Today, we want you to join us on a culinary journey through time, where textures and aromas will transport us like a time machine to a past that so defines the present in these lands of Andalusia.
But what do we mean when we talk about Andalusian cuisine? How can we enjoy these culinary delights today?
When we talk about Andalusian cuisine, we are referring to the culinary traditions and customs that existed between 711 and 1492 in the territories of Al-Andalus. Known as al-mutbaj al-andalusí, it was the result of the fusion of Berber, Arab and Visigoth traditions in the region.
Among its ingredients, the abundant use of certain spices and elements such as saffron, ginger and cumin stood out, as well as the presence of almonds, raisins and citrus fruits such as oranges and lemons. All this without forgetting the use of fundamental elements in the different Mediterranean cuisines such as olives, grapes and wheat, and incorporating what were at the time new elements such as aubergines, sugar cane and rice, which are now so integral to our traditional cuisines.
Today, these culinary traditions and customs have been passed down to us through manuscripts such as the 13th-century Almohad cookbooks Kitāb al-ṭabīj and Fuḍālat al-jiwān.
Our immersion in the world of flavours of Al-Andalus takes us along winding roads to Cútar, a village with a clear Andalusian influence, not only in its medina structure and the architectural style of some of its buildings, but also in a secret that was kept for centuries within the ancient walls of a house.
In 2003, a series of manuscripts from the Al-Andalus period belonging to the alfaquí Muhammad al Yayyar were accidentally found in Cútar during renovation work on a private house. They date from the 15th century and in some cases contain notes from the early 16th century, when it is believed they were hidden to avoid reprisals after the conquest of the Christian kingdoms of the north.
Among these manuscripts we find a finely crafted Koran, various personal notebooks of different kinds and, due to the period in which it was written, there are also notes on the conquest of the territory by the Catholic monarchs both in the Axarquía and in the rest of the Nasrid Kingdom of Granada. Of course, there are references to Andalusian gastronomic traditions, which is the subject at hand.

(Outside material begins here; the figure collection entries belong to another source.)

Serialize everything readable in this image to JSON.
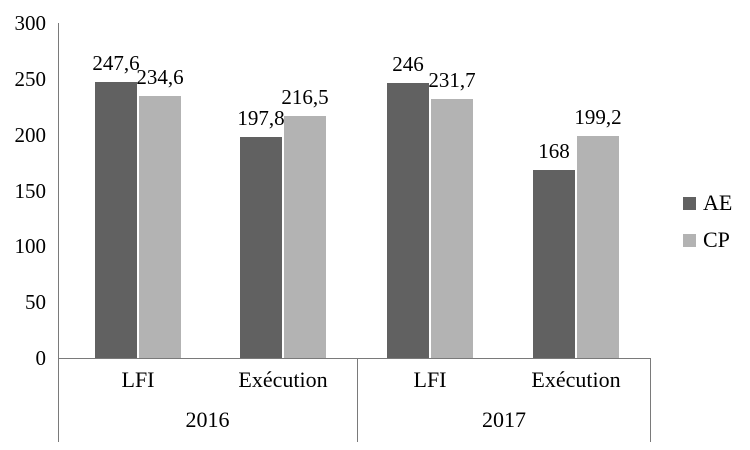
{
  "chart_data": {
    "type": "bar",
    "title": "",
    "xlabel": "",
    "ylabel": "",
    "ylim": [
      0,
      300
    ],
    "yticks": [
      300,
      250,
      200,
      150,
      100,
      50,
      0
    ],
    "grid": false,
    "legend_position": "right",
    "group_labels": [
      "2016",
      "2017"
    ],
    "categories": [
      "LFI",
      "Exécution",
      "LFI",
      "Exécution"
    ],
    "series": [
      {
        "name": "AE",
        "color": "#616161",
        "values": [
          247.6,
          197.8,
          246,
          168
        ],
        "display_labels": [
          "247,6",
          "197,8",
          "246",
          "168"
        ]
      },
      {
        "name": "CP",
        "color": "#b3b3b3",
        "values": [
          234.6,
          216.5,
          231.7,
          199.2
        ],
        "display_labels": [
          "234,6",
          "216,5",
          "231,7",
          "199,2"
        ]
      }
    ],
    "axis_color": "#7a7a7a",
    "text_color": "#000000"
  }
}
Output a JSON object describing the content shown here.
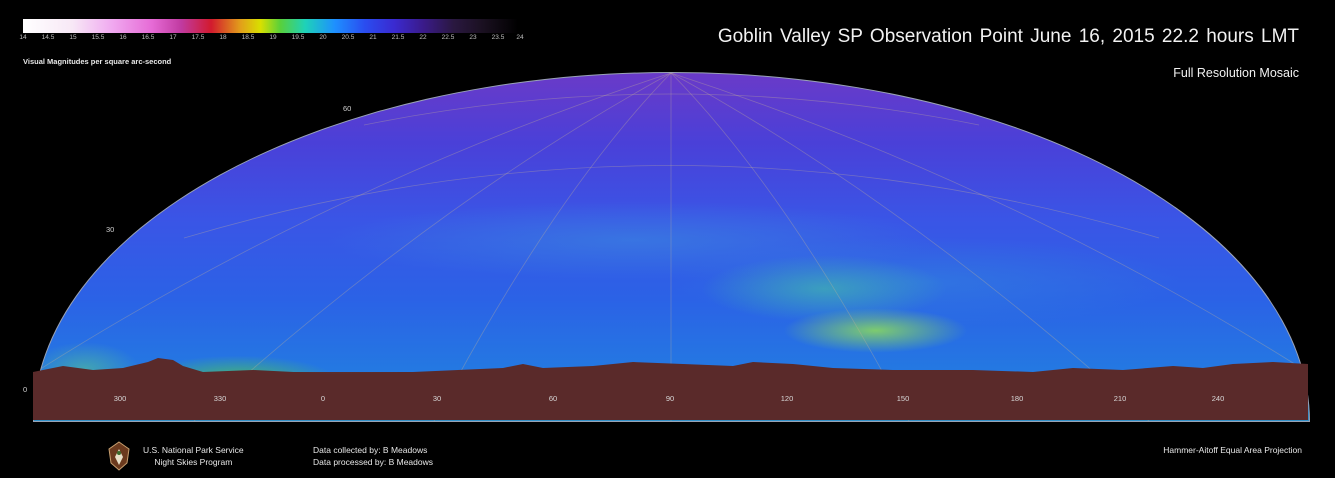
{
  "header": {
    "title": "Goblin Valley SP   Observation Point   June 16, 2015   22.2 hours LMT",
    "subtitle": "Full Resolution Mosaic"
  },
  "colorbar": {
    "caption": "Visual Magnitudes per square arc-second",
    "ticks": [
      "14",
      "14.5",
      "15",
      "15.5",
      "16",
      "16.5",
      "17",
      "17.5",
      "18",
      "18.5",
      "19",
      "19.5",
      "20",
      "20.5",
      "21",
      "21.5",
      "22",
      "22.5",
      "23",
      "23.5",
      "24"
    ]
  },
  "azimuth_labels": [
    "300",
    "330",
    "0",
    "30",
    "60",
    "90",
    "120",
    "150",
    "180",
    "210",
    "240"
  ],
  "altitude_labels": [
    "60",
    "30",
    "0"
  ],
  "footer": {
    "nps_line1": "U.S. National Park Service",
    "nps_line2": "Night Skies Program",
    "collected": "Data collected by: B Meadows",
    "processed": "Data processed by: B Meadows",
    "projection": "Hammer-Aitoff Equal Area Projection"
  },
  "colors": {
    "background": "#000000",
    "sky_top": "#6a3ac8",
    "sky_mid": "#2b62e6",
    "milky_way_core": "#8cdc5a",
    "ground": "#4a2020"
  }
}
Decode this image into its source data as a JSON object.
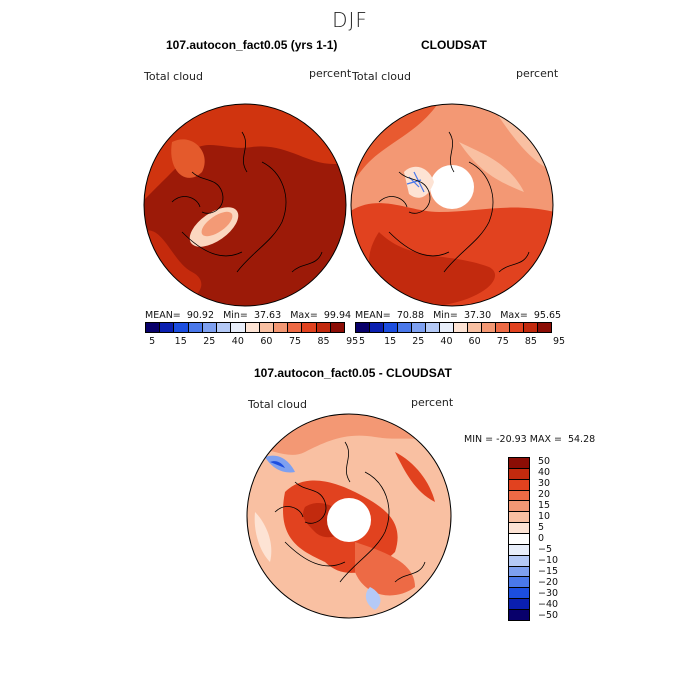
{
  "page": {
    "title": "DJF"
  },
  "panels": [
    {
      "title": "107.autocon_fact0.05 (yrs 1-1)",
      "variable": "Total cloud",
      "units": "percent",
      "stats": {
        "mean_label": "MEAN=",
        "mean": "90.92",
        "min_label": "Min=",
        "min": "37.63",
        "max_label": "Max=",
        "max": "99.94"
      }
    },
    {
      "title": "CLOUDSAT",
      "variable": "Total cloud",
      "units": "percent",
      "stats": {
        "mean_label": "MEAN=",
        "mean": "70.88",
        "min_label": "Min=",
        "min": "37.30",
        "max_label": "Max=",
        "max": "95.65"
      }
    },
    {
      "title": "107.autocon_fact0.05 - CLOUDSAT",
      "variable": "Total cloud",
      "units": "percent",
      "range_text": "MIN = -20.93 MAX =  54.28"
    }
  ],
  "abs_colorbar": {
    "colors": [
      "#08006b",
      "#0a1fb0",
      "#1c4ee0",
      "#4a78ea",
      "#7ea0f0",
      "#b4c9f6",
      "#e8eefa",
      "#fde3d4",
      "#f9c0a2",
      "#f39874",
      "#ed6a45",
      "#e1421f",
      "#c22a0e",
      "#8b0d05"
    ],
    "tick_labels": [
      "5",
      "15",
      "25",
      "40",
      "60",
      "75",
      "85",
      "95"
    ]
  },
  "diff_colorbar": {
    "colors": [
      "#8b0d05",
      "#c22a0e",
      "#e1421f",
      "#ed6a45",
      "#f39874",
      "#f9c0a2",
      "#fde3d4",
      "#ffffff",
      "#e8eefa",
      "#b4c9f6",
      "#7ea0f0",
      "#4a78ea",
      "#1c4ee0",
      "#0a1fb0",
      "#08006b"
    ],
    "tick_labels": [
      "50",
      "40",
      "30",
      "20",
      "15",
      "10",
      "5",
      "0",
      "−5",
      "−10",
      "−15",
      "−20",
      "−30",
      "−40",
      "−50"
    ]
  }
}
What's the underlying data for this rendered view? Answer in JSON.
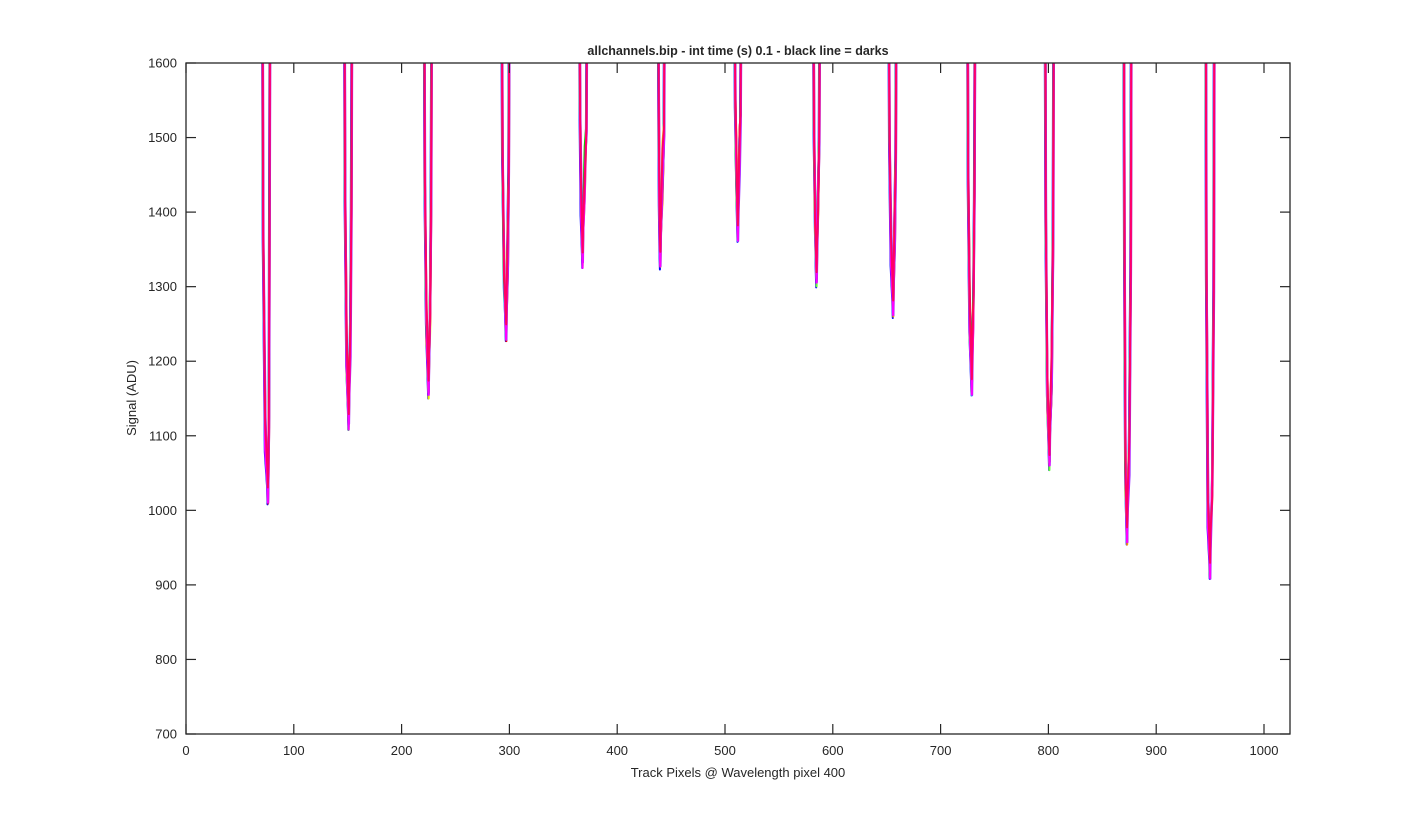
{
  "chart_data": {
    "type": "line",
    "title": "allchannels.bip - int time (s) 0.1 - black line = darks",
    "xlabel": "Track Pixels @ Wavelength pixel 400",
    "ylabel": "Signal (ADU)",
    "xlim": [
      0,
      1024
    ],
    "ylim": [
      700,
      1600
    ],
    "xticks": [
      0,
      100,
      200,
      300,
      400,
      500,
      600,
      700,
      800,
      900,
      1000
    ],
    "yticks": [
      700,
      800,
      900,
      1000,
      1100,
      1200,
      1300,
      1400,
      1500,
      1600
    ],
    "grid": false,
    "legend": "none",
    "series_colors": [
      "#0000ff",
      "#3399ff",
      "#00cc00",
      "#66ff33",
      "#e6e600",
      "#ff9900",
      "#ff0000",
      "#9933ff",
      "#ff00ff",
      "#ff0066"
    ],
    "dips": [
      {
        "left_x": 71,
        "right_x": 78,
        "min_x": 76,
        "min_y": 1008
      },
      {
        "left_x": 147,
        "right_x": 154,
        "min_x": 151,
        "min_y": 1108
      },
      {
        "left_x": 221,
        "right_x": 228,
        "min_x": 225,
        "min_y": 1150
      },
      {
        "left_x": 293,
        "right_x": 300,
        "min_x": 297,
        "min_y": 1227
      },
      {
        "left_x": 365,
        "right_x": 372,
        "min_x": 368,
        "min_y": 1325
      },
      {
        "left_x": 438,
        "right_x": 444,
        "min_x": 440,
        "min_y": 1323
      },
      {
        "left_x": 509,
        "right_x": 515,
        "min_x": 512,
        "min_y": 1360
      },
      {
        "left_x": 582,
        "right_x": 588,
        "min_x": 585,
        "min_y": 1299
      },
      {
        "left_x": 652,
        "right_x": 659,
        "min_x": 656,
        "min_y": 1258
      },
      {
        "left_x": 725,
        "right_x": 732,
        "min_x": 729,
        "min_y": 1154
      },
      {
        "left_x": 797,
        "right_x": 805,
        "min_x": 801,
        "min_y": 1054
      },
      {
        "left_x": 870,
        "right_x": 877,
        "min_x": 873,
        "min_y": 954
      },
      {
        "left_x": 946,
        "right_x": 954,
        "min_x": 950,
        "min_y": 908
      }
    ]
  }
}
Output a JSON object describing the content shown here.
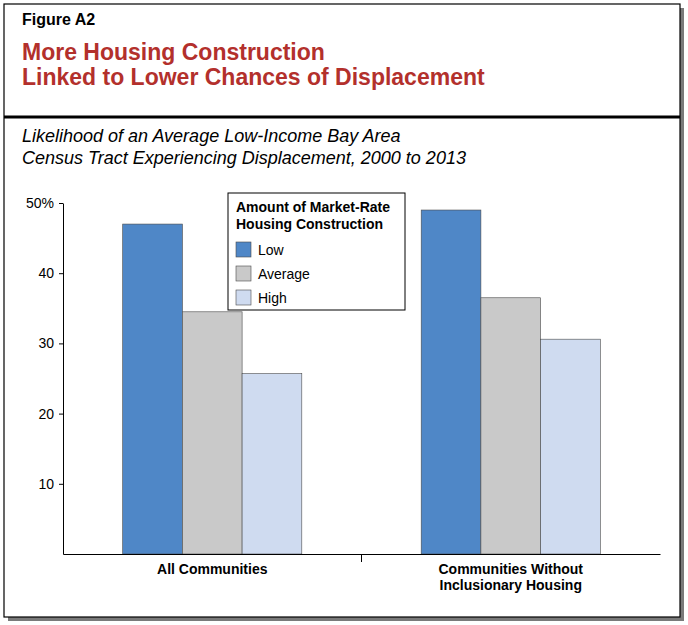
{
  "chart_data": {
    "type": "bar",
    "figure_label": "Figure A2",
    "title": "More Housing Construction\nLinked to Lower Chances of Displacement",
    "subtitle": "Likelihood of an Average Low-Income Bay Area\nCensus Tract Experiencing Displacement, 2000 to 2013",
    "legend_title": "Amount of Market-Rate\nHousing Construction",
    "categories": [
      "All Communities",
      "Communities Without\nInclusionary Housing"
    ],
    "series": [
      {
        "name": "Low",
        "color": "#4f87c7",
        "values": [
          47,
          49
        ]
      },
      {
        "name": "Average",
        "color": "#c9c9c9",
        "values": [
          34.5,
          36.5
        ]
      },
      {
        "name": "High",
        "color": "#cfdbf0",
        "values": [
          25.7,
          30.6
        ]
      }
    ],
    "ylim": [
      0,
      50
    ],
    "yticks": [
      10,
      20,
      30,
      40,
      {
        "value": 50,
        "label": "50%"
      }
    ],
    "grid": false,
    "legend": "top"
  }
}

At Dar Al-Ayyar, in Cútar, we find a place that acts as a veritable time machine, transporting us back to the times of Al-Andalus through a sensory experience of aromas, flavours and textures. A time of cultural fusion, the aromas of the souk and the musicality of water flowing through cool gardens.
The story of Yayyār begins in a small family kitchen, where traditions converged and flavours served as a bridge between cultures. Through research and the recovery of ancient recipe books, as well as consultations with chefs, artisans and farmers, a culinary manuscript was created that best reflects the gastronomic traditions of Al-Andalus.
Today, at Dar Al-Ayyar, they understand gastronomy as an act of beauty, creating dishes with memory, soul and the intention of transporting us back in time, which almost stands still, in a unique experience full of nuances, close to home, which allows us to let flavours and conversations flow as if time did not exist.